In a conversation I had with Frances Kendrick Monroe before her death on 1989, she mentioned that the reason the Lossos family and the family of Minnie's oldest sister (Josephine) didn't get together very much was that Frances' mother (Anna Kendrick) and Ed Lossos had a falling out. Ironically, Frances also mentioned that her family had no relationship with Minnie and Josephine's other sister, Louisa, and her family. Essentially, we had three sisters from a tiny village in Austria all come to live in St. Louis, Missouri, and ignore one another.
Equally astonishing was the fact that when Mary and I visited the village of Schluderns for the second time in 1995, we found that this Marseiler family was still living in the region. The reason was that although the three girls in the family emigrated to the United States, their three brothers remained in Austria. Another piece of information that had never been told by Minnie or mom. (Written by Dave Lossos on August 31, 2002 (Mom's Birthday))
1. The steamship Zeeland was commissioned by the Red Star Line in Liverpool, England. SS Zeeland had accommodations for 342 first class passengers, 194 second class, and 626 steerage.

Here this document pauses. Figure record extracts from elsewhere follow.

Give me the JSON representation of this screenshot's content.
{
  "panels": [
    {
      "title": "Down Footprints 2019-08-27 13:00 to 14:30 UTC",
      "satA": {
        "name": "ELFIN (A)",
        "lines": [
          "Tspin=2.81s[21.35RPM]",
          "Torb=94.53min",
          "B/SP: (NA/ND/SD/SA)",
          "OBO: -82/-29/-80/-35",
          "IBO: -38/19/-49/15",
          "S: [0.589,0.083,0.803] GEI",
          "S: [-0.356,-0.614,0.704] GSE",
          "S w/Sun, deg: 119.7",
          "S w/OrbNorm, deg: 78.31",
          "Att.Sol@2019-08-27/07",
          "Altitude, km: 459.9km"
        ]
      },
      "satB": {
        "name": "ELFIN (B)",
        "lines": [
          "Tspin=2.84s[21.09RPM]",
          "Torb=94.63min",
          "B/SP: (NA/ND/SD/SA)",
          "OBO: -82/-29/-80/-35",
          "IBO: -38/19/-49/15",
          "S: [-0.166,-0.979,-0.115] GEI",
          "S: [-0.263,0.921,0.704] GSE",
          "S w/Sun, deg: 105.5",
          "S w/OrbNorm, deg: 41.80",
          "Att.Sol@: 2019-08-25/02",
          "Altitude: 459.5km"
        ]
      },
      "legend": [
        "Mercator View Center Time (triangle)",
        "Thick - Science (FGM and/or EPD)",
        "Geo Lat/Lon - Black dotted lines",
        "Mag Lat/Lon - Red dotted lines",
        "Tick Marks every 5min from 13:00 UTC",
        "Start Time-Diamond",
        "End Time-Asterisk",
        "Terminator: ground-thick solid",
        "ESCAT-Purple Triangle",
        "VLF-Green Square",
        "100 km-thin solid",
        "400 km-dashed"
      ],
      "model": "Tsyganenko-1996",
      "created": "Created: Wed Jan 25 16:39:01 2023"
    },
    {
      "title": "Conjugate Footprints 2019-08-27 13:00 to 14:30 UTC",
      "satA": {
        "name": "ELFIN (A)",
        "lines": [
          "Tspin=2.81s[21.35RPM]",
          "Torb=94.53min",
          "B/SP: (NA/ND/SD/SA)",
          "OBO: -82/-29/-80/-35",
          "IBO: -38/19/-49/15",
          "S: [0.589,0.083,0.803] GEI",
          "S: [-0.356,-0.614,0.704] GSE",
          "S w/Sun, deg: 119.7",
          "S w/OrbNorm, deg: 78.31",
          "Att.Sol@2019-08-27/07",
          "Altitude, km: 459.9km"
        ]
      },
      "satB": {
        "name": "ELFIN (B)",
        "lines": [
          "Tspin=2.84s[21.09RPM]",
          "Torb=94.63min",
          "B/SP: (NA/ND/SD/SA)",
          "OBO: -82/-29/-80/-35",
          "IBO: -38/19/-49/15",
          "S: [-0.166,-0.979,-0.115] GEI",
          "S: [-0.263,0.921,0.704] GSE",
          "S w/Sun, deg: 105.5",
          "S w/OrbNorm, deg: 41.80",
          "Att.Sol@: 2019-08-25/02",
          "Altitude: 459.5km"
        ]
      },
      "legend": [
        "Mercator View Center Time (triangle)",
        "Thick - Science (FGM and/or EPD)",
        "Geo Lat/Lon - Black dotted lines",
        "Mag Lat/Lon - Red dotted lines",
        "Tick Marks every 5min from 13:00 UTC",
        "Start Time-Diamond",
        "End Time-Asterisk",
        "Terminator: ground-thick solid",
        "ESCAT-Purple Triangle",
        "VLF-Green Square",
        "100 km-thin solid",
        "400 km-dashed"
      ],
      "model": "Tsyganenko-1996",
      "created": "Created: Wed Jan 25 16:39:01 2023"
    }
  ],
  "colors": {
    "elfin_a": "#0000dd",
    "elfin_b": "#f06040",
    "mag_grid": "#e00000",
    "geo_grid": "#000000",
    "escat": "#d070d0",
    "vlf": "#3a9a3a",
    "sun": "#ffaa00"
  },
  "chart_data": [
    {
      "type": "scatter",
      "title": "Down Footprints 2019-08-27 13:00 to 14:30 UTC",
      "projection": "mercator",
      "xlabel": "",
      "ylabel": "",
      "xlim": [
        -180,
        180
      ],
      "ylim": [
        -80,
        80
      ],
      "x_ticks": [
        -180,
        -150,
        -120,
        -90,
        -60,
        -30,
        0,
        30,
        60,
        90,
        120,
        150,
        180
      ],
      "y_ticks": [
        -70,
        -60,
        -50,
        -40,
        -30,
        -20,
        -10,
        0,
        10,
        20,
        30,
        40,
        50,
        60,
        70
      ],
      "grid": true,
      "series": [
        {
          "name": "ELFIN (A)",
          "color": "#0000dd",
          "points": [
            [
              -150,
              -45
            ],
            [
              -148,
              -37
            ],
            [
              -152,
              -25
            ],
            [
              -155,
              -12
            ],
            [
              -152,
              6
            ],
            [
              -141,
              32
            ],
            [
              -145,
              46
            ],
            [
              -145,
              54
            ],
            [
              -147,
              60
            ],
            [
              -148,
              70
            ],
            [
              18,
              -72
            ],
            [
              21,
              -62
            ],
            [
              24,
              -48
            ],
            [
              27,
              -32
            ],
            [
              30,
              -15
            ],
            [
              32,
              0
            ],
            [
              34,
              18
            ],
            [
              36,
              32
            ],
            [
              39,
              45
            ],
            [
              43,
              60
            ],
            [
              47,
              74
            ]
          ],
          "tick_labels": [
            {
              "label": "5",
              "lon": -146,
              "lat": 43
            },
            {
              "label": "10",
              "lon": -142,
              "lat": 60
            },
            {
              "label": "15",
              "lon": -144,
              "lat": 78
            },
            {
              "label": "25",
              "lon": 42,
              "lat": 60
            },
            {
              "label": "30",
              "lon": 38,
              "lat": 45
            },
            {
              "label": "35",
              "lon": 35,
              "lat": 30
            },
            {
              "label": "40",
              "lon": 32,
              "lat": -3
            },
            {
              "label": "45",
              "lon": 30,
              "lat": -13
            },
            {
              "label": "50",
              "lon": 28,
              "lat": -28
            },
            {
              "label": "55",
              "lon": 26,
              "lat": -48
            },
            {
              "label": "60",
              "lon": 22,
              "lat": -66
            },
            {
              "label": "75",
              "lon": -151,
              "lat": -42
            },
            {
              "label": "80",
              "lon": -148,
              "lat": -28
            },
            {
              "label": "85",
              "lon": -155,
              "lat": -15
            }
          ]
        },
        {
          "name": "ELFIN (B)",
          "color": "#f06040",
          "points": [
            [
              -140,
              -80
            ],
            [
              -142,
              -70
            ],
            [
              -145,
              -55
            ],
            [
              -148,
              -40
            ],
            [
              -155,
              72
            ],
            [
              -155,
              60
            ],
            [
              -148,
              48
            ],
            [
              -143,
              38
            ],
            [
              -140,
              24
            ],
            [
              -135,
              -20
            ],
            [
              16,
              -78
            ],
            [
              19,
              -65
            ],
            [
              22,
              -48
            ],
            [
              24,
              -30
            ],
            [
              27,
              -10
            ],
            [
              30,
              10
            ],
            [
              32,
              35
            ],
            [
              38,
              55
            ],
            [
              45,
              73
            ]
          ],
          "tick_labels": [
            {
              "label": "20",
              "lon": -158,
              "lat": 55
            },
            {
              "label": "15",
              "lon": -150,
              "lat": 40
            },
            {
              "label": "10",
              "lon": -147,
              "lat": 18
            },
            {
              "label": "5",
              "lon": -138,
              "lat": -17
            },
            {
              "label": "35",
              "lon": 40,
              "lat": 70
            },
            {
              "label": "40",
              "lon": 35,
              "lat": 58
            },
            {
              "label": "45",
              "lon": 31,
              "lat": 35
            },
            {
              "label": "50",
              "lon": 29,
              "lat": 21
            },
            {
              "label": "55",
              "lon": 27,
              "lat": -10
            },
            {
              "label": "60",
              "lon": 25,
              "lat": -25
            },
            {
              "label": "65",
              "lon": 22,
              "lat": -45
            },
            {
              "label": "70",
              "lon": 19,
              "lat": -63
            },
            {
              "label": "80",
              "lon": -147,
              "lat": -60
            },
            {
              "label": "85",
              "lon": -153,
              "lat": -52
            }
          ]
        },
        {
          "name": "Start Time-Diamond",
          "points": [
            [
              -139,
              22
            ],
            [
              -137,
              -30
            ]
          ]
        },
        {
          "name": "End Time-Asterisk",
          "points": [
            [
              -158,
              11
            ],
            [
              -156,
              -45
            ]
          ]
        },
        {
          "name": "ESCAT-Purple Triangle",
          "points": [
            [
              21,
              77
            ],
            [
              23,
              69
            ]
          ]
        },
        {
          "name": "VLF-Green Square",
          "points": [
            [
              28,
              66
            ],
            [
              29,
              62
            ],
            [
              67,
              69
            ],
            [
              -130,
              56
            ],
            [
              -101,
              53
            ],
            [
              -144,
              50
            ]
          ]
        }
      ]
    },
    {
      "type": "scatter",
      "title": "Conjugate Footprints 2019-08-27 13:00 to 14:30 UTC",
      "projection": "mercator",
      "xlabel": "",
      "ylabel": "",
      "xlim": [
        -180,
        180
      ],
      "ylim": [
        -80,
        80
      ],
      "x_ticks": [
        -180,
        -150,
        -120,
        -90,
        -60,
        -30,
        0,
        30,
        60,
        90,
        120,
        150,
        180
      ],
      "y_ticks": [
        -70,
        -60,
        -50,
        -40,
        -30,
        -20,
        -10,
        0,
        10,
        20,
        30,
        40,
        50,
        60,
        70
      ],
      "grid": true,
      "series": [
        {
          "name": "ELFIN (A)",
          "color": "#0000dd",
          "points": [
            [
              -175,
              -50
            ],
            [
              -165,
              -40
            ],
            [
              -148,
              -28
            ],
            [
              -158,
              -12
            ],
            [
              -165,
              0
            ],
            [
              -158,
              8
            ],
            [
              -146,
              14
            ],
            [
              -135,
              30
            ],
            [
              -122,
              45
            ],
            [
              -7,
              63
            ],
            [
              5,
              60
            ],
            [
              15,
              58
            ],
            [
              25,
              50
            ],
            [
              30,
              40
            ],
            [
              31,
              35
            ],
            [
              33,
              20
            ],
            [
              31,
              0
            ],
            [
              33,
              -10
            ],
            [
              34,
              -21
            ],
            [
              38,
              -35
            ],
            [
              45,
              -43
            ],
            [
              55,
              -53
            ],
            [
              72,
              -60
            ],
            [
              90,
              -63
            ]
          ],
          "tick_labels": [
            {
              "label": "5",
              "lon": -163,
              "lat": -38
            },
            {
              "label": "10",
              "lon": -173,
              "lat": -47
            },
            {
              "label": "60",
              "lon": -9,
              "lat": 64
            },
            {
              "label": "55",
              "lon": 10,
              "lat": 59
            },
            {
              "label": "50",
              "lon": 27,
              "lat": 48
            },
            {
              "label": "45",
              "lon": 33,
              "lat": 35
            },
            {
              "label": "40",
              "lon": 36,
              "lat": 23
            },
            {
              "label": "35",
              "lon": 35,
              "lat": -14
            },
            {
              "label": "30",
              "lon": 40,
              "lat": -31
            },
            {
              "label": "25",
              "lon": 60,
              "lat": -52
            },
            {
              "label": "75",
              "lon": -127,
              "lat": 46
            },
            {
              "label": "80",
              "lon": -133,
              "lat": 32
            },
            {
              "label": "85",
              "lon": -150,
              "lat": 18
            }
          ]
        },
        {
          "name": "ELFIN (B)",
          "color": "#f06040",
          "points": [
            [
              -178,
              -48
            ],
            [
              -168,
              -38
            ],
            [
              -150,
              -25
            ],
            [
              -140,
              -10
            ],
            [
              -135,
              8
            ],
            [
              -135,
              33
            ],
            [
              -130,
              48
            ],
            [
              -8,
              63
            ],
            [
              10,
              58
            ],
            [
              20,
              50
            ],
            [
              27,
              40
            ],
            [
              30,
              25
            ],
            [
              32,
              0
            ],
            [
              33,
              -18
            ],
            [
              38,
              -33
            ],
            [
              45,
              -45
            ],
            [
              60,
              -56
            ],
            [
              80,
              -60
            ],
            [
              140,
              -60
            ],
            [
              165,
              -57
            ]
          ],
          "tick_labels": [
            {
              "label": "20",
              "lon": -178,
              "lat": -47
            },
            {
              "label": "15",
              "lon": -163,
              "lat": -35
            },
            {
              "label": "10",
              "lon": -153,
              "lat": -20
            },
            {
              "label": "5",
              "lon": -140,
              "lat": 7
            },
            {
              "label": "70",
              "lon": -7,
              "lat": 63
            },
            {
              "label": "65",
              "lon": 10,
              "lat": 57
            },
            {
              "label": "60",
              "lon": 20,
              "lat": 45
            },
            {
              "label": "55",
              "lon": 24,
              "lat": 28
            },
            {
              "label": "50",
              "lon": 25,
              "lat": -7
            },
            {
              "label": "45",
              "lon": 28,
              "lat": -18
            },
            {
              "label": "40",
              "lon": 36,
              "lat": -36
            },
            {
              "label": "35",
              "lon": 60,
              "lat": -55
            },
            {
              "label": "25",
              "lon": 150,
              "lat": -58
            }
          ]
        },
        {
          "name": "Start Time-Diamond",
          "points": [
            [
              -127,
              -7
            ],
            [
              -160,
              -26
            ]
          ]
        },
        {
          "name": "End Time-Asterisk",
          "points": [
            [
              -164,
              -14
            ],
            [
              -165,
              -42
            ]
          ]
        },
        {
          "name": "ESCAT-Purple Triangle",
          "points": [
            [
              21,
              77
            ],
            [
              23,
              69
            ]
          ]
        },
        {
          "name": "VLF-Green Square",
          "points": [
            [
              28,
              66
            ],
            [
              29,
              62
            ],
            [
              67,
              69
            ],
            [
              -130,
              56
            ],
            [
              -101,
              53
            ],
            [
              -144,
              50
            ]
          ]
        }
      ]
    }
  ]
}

2. (From Encyclopedia of the History of St. Louis, a Compendium of History and Biography for Ready Reference (1899), was edited by William Hyde and Howard L. Conard, pages 1949-50). The sisters receive annually about three hundred and fifty infants; these are of both sexes, their ages ranging from one day to five years. Among them are orphans, half-orphans and foundlings. Each child is given a name and a number and its history is recorded for future identification. It is then placed in the nursery under the care of the sister's and the nurses. At the age of three years they are transferred to the play-room, where the older children attend the kindergarten. In 1910 the building at Page and Union Boulevards was built (this is the one mom resided in).
3. (From Encyclopedia of the History of St. Louis, a Compendium of History and Biography for Ready Reference (1899), was edited by William Hyde and Howard L. Conard, pages 1975-76). St. Mary's Asylum maintains and educates orphan or homeless girls from the age of four to fourteen years. Two hundred and fifty girls are sheltered and instructed in common branches of education and vocal music, besides which they are taught to sew, cook, wash and hear a part in all the duties of the household. Those remaining in the asylum are, at the age of twelve or fourteen, either put out to service or transferred to St. Philomena's Industrial School, where they are taught dressmaking and other trades.